Does anyone know what is different about California 02 sensors, and how I can get the missing info?

T.
 
should be the same, IIRC california got the EGR temp sensor early before the rest of the country and that was the only diffrence, after OBDII (95ish) all states got the same cruisers.

maybe just a blanket Toyota wide statement?
 
Your registration/VIN plate might also say something like "49 states" excluding California or something like that. The idea was California (and maybe NY?) had stricter emissions regs than the rest of the USA back then. I don't think it matters for older cars/trucks now. I know my LX 450 would not have been California compliant when it was new in 1997, but I registered it there in 2004 without issues.
 
OZCAL said:
I know my LX 450 would not have been California compliant when it was new in 1997, but I registered it there in 2004 without issues.
Pretty sure the LX was alwys 50 state compliant. There was just a thread which indicated that several earlier years of 80 series were not 50 state compliant, but my memory fails me as to which years...:frown: :)
 
In most other states, the O2 sensors have a shorter replacement interval than in CA or NY. the reasons for this is emissions.

For example, in some vehicles, a timing belt is due at 90K, in CA it's due at 105 b/c after 100K miles it is not longer under emissions warranty and the manuf. doesn't have to pay for it's replacement should it fail
 
patpend2000 said:
In most other states, the O2 sensors have a shorter replacement interval than in CA or NY. the reasons for this is emissions.

For example, in some vehicles, a timing belt is due at 90K, in CA it's due at 105 b/c after 100K miles it is not longer under emissions warranty and the manuf. doesn't have to pay for it's replacement should it fail

That makes complete sense. The vehicle is the same, but the maintenance is pushed back just beyond California's required emissions warranty period.
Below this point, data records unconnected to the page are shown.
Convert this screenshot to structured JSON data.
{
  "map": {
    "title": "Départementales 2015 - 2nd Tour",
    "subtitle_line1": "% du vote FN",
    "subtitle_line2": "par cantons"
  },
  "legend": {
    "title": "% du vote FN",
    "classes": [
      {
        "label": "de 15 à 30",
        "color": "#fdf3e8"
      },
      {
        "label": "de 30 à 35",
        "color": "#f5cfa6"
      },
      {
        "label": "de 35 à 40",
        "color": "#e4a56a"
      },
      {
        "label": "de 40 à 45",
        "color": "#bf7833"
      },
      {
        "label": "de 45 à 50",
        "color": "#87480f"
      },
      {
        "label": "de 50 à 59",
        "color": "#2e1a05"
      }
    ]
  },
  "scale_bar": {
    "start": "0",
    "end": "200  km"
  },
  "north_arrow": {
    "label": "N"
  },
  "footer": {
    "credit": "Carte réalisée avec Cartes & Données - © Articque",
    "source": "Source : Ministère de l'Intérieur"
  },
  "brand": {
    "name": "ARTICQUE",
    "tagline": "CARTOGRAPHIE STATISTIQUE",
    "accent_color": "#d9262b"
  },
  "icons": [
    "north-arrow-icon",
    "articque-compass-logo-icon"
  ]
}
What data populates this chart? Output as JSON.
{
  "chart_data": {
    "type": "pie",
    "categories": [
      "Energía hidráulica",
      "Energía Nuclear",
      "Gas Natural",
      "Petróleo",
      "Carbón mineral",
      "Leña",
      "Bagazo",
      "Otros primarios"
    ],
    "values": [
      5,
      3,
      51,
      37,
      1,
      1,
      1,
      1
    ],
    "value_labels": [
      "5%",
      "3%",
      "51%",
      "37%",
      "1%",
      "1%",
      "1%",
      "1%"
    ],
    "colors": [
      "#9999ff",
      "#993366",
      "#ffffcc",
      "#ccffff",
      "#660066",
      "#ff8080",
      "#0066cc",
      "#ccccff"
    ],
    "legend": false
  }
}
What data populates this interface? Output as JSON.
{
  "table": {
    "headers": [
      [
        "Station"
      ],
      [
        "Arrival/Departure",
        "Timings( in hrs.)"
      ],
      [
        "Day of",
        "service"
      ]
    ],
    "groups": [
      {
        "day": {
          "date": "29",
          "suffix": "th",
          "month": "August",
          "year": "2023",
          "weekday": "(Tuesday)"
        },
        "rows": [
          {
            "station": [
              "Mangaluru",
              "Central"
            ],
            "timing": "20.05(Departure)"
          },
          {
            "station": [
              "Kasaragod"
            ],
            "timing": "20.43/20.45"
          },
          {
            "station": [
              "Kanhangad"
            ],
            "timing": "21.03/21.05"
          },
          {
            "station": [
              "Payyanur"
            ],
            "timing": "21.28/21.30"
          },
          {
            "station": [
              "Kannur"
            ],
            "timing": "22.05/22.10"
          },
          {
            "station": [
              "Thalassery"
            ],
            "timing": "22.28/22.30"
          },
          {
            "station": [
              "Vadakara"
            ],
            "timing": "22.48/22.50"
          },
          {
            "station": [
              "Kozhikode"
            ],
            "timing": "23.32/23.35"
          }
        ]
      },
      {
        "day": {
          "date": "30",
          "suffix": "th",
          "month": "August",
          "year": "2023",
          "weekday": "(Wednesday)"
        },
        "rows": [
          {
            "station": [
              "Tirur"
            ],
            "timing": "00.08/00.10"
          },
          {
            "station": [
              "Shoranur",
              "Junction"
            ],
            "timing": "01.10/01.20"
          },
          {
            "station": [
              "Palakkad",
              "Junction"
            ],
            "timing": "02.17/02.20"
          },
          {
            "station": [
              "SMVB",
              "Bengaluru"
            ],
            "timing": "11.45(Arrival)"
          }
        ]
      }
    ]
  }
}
So what Toyota really means is "You should do this maintenance, but we're not willing to pay for it under warranty."

Thanks.
 
tech_dog said:
So what Toyota really means is "You should do this maintenance, but we're not willing to pay for it under warranty."

Thanks.


"Maintenance" is the vehicle owner's responsibility, not the factory's.
 
Dan - What I was wondering is if California law requires any emissions "maintenance" to be considered a repair. I've been looking on-line out of curiosity, but never found an answer.

T.
 
Dunno, I live in the rest of the country....:D
 
From Toyota's web site

Federal Emission Coverage: Components under the federal emission defect warranty are covered for 36 months/36,000 miles and specified major emission control components are covered for 8 years/80,000 miles. Specified major emission control components under emission performance warranty are also covered for 8 years/80,000 miles. In addition, emission performance warranty is applicable for 24 months/24,000 miles in states and local jurisdictions that require a periodic EPA-approved inspection and maintenance program.


California Emission Control Coverage: In California and any other state that adopts California emission warranty provisions, performance warranty and defect warranty coverage is applicable for 36 months/50,000 miles, and specific control devices are covered for 7 years/70,000 miles.